第102話 その声は届いただろうか
「ここまでこれたのは、ミナミががんばって両立してくれたからだ」
大沢は小さくつぶやいた。
「選手としての苦労を知らない企画の社員がどれだけ改革を叫ぼうと、選手は納得しないから実現はできない」
「……それって……」
(解体される前のZWW時代のこと?大沢さんは……そのころからひとりで奮闘していたの?)

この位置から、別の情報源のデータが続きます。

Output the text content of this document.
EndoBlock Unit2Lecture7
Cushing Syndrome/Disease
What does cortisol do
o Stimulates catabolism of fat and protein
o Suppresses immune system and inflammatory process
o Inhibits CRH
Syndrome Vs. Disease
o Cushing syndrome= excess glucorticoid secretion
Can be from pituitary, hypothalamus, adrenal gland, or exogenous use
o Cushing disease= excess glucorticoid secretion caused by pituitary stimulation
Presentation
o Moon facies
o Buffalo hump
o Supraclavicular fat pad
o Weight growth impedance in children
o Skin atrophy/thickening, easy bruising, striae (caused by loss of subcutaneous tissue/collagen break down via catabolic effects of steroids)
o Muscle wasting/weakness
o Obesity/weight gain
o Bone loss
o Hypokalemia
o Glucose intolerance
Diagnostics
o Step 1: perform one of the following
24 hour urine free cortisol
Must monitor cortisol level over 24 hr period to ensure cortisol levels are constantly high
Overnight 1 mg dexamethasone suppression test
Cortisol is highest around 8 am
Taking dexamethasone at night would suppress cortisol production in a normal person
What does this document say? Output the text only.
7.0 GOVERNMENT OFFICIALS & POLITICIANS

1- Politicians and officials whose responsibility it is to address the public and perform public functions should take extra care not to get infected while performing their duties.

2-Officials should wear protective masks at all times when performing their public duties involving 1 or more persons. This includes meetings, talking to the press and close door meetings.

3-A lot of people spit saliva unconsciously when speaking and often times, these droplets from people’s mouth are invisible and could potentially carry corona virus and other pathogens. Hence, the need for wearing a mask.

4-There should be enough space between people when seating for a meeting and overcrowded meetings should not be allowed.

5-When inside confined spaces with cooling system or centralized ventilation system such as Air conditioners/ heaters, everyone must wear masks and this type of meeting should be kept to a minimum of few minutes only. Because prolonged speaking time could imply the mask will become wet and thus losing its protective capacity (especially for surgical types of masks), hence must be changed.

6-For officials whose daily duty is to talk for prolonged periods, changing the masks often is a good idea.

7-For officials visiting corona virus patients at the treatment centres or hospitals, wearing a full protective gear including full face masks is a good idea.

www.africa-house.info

「逆に、100%選手だとやはり改革などできない。会社は誰も契約選手の話など聞いてくれないからだ」
ミナミは目を閉じてを思い出す。
泣きながらマスクをかぶったワカバのこと。
自分を押し殺してSJWの想い看板を背負って立ち向かったサクラのこと。
そして何も言わずにSJWを去っていったツツジのこと。
「選手と正社員を両立する。そして、そのどちらも手を抜かずにしっかりと取り組む。ミナミがそれをやったから、今回初めて改革は成立するんだ」
「……それって……」
「ミナミには感謝してもしきれない」
そんな評価をされていたとは、思いもよらない。
「だから自信を持て。ミナミならこの先もやり遂げられる。ここまで来たんだから。この先に狙うのはミナミ自身が設計する理想像だ。選手と正社員の両立しながら、方向を見定めるんだ」
大沢が何を言わんとしているのか、今ならよくわかる。
ミナミは、自分の選択が間違っていなかったと安心すると、体の力がふっと抜けるのを感じた。
(あ……私、大沢さんに寄りかかってる……)
この匂い。この温もり。離れられない。
「選手としては、より大変になるけど、ミナミが望むならさらに強くなれるように特別の手配を考える。だから、今日はゆっくり休んで、明日に備えればいい」
(特別な段取り?……そんなの、どうでもいいや。いま、この温もりが私のすべてなの……)
ミナミの瞼はゆっくりと閉じていく。
「大沢さん……」
「なんだ?」
(私、大沢さんが好きです)
「え?」
(……知らなかったでしょ?……私の声は……いつか届くのかしら……)
「大沢さんは……私のこと……」
そう言いかけて、ミナミは寝息を立て始める。
疲れと酔いで限界を迎えたようだ。
「……今は、とにかく君の夢をしっかりと成し遂げることに集中するといい。おれは、そのためにならどんな手も貸そう」
そのかすれた声は、ミナミに届いただろうか。
大沢はその肩を抱く力を少しだけ強めた。